NPCSC Session Watch: Women’s Rights, NPC Seats Allocation, Forced Labor Conventions & More

The Council of Chairpersons decided on Monday, April 11 to convene the 34th session of the 13th NPC Standing Committee (NPCSC) from April 18 to 20. Five legislative bills are on the tentative agenda, along with three documents relating to the elections of delegates to the next NPC. As usual, a quick rundown on the agenda follows.

Legislation

Five legislative bills return for further review; no new bill was submitted to this session.

The draft Futures and Derivatives Law [期货和衍生品法] and the draft revision to the Vocational Education Law [职业教育法] return for their third and final review.

Three other bills return for a second review: draft revision to the Sports Law [体育法], draft Black Soil Protection Law [黑土地保护法], and draft revision to the Women’s Rights and Interests Protection Law [妇女权益保障法]. An additional and final review likely awaits each of them.

Among these bills, the proposed revision to the women’s rights law has garnered the most public attention. During the 30-day consultation period ending in late January, over 85,000 people submitted more than 420,000 comments—an intensive level of popular participation that is rarely seen. After the Xuzhou chained woman incident came to light in late January and provoked public outrage, multiple NPC delegates submitted proposals calling for revising the women’s right law to crack down on trafficking in women and to better protect female victims. It is likely that the draft to be reviewed next week would include new provisions on this topic.

14th NPC Elections

Next week, the NPCSC will also consider three documents relating to 14th NPC elections. Two concern the allocation of seats in the 14th NPC: one would allocate all 3,000 seats among the 35 electoral units (i.e., the 31 mainland provinces, Hong Kong, Macao, Taiwan, and the Chinese military), and the other would more specifically allocate the 360 seats reserved for ethnicity minorities among the 55 officially recognized minority groups and relevant electoral units.
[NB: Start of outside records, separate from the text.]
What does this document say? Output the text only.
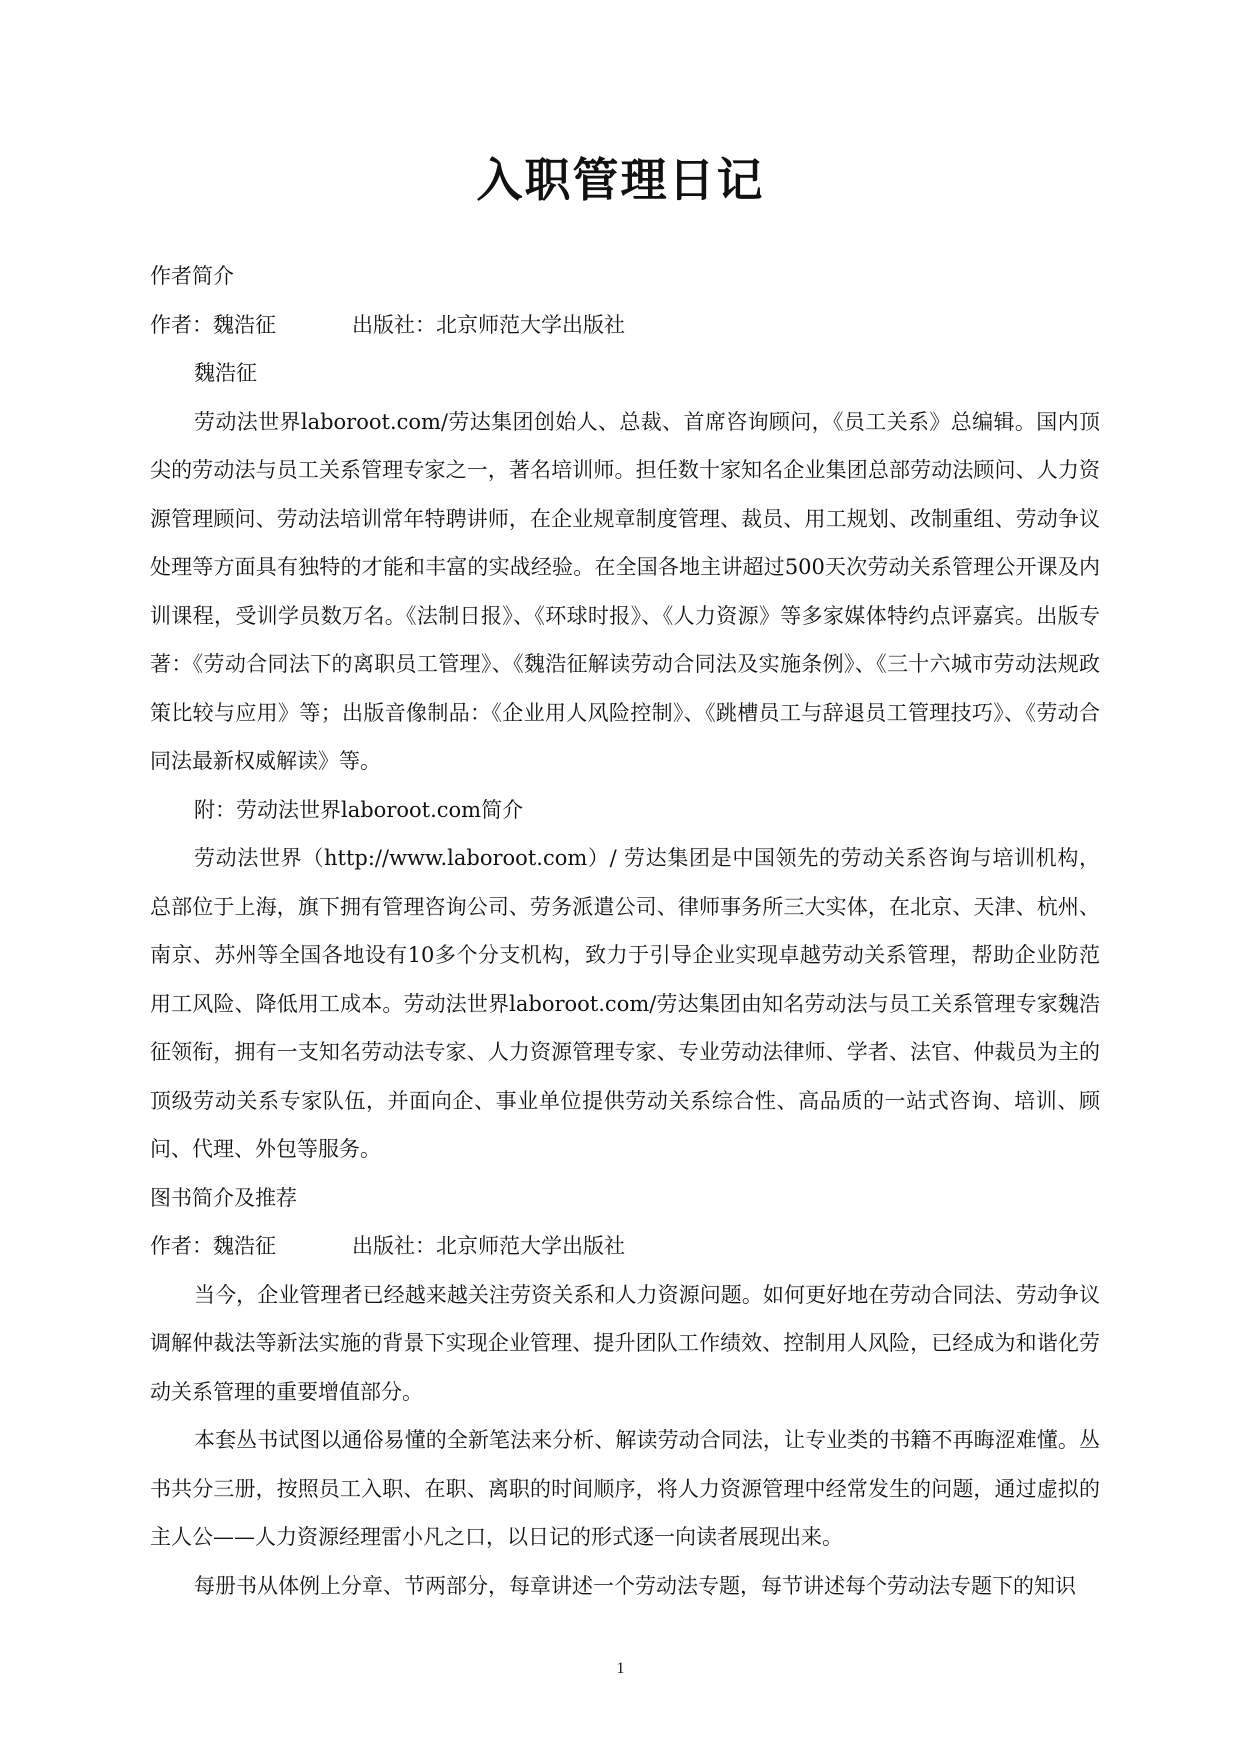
入职管理日记

作者简介

作者：魏浩征	出版社：北京师范大学出版社

魏浩征

劳动法世界laboroot.com/劳达集团创始人、总裁、首席咨询顾问，《员工关系》总编辑。国内顶尖的劳动法与员工关系管理专家之一，著名培训师。担任数十家知名企业集团总部劳动法顾问、人力资源管理顾问、劳动法培训常年特聘讲师，在企业规章制度管理、裁员、用工规划、改制重组、劳动争议处理等方面具有独特的才能和丰富的实战经验。在全国各地主讲超过500天次劳动关系管理公开课及内训课程，受训学员数万名。《法制日报》、《环球时报》、《人力资源》等多家媒体特约点评嘉宾。出版专著：《劳动合同法下的离职员工管理》、《魏浩征解读劳动合同法及实施条例》、《三十六城市劳动法规政策比较与应用》等；出版音像制品：《企业用人风险控制》、《跳槽员工与辞退员工管理技巧》、《劳动合同法最新权威解读》等。

附：劳动法世界laboroot.com简介

劳动法世界（http://www.laboroot.com）/ 劳达集团是中国领先的劳动关系咨询与培训机构，总部位于上海，旗下拥有管理咨询公司、劳务派遣公司、律师事务所三大实体，在北京、天津、杭州、南京、苏州等全国各地设有10多个分支机构，致力于引导企业实现卓越劳动关系管理，帮助企业防范用工风险、降低用工成本。劳动法世界laboroot.com/劳达集团由知名劳动法与员工关系管理专家魏浩征领衔，拥有一支知名劳动法专家、人力资源管理专家、专业劳动法律师、学者、法官、仲裁员为主的顶级劳动关系专家队伍，并面向企、事业单位提供劳动关系综合性、高品质的一站式咨询、培训、顾问、代理、外包等服务。

图书简介及推荐

作者：魏浩征	出版社：北京师范大学出版社

当今，企业管理者已经越来越关注劳资关系和人力资源问题。如何更好地在劳动合同法、劳动争议调解仲裁法等新法实施的背景下实现企业管理、提升团队工作绩效、控制用人风险，已经成为和谐化劳动关系管理的重要增值部分。

本套丛书试图以通俗易懂的全新笔法来分析、解读劳动合同法，让专业类的书籍不再晦涩难懂。丛书共分三册，按照员工入职、在职、离职的时间顺序，将人力资源管理中经常发生的问题，通过虚拟的主人公——人力资源经理雷小凡之口，以日记的形式逐一向读者展现出来。

每册书从体例上分章、节两部分，每章讲述一个劳动法专题，每节讲述每个劳动法专题下的知识

1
For more information, please see our recent in-depth explainer on the allocation of NPC seats.

The third document would lay down rules for selecting the delegation purportedly representing Taiwan in the 14th NPC. We expect the document to resemble its previous iterations: it will likely create an ad hoc “consultative election meeting” consisting of representatives of “compatriots of Taiwanese ancestry” who hail from all mainland provinces, central Party and state organs, and the military. The meeting is expected to convene in next January to select the 13 delegates who will make up the Taiwanese delegation.

The NPCSC is expected to approve all three documents at the upcoming session.

Forced Labor Conventions

Amid reports of state-sponsored forced labor targeting Uyghurs in Xinjiang, the State Council has requested the NPCSC to ratify two international labor treaties: the Forced Labour Convention, 1930 and the Abolition of Forced Labour Convention, 1957. They are among the International Labour Organization’s eight “fundamental conventions” that cover subjects “considered to be fundamental principles and rights at work.”

The 1930 Convention requires member states to “suppress the use of forced or compulsory labour in all its forms” (subject to a few exceptions). The 1957 Convention supplements the 1930 Convention by calling for the prohibition of “any form of forced or compulsory labour” in five specific cases, including where forced labor is used “as a means of political coercion or education or as a punishment for holding or expressing political views or views ideologically opposed to the established political, social or economic system” or “as a means of racial, social, national or religious discrimination.”

According to the readout of the Council of Chairpersons’ meeting, the State Council did not at the same time request ratification of the 2014 Protocol to the 1930 Convention, which requires states to “prevent and eliminate [the use of forced labor], provide to victims protection and access to appropriate and effective remedies,” and “sanction the perpetrators of forced or compulsory labor.”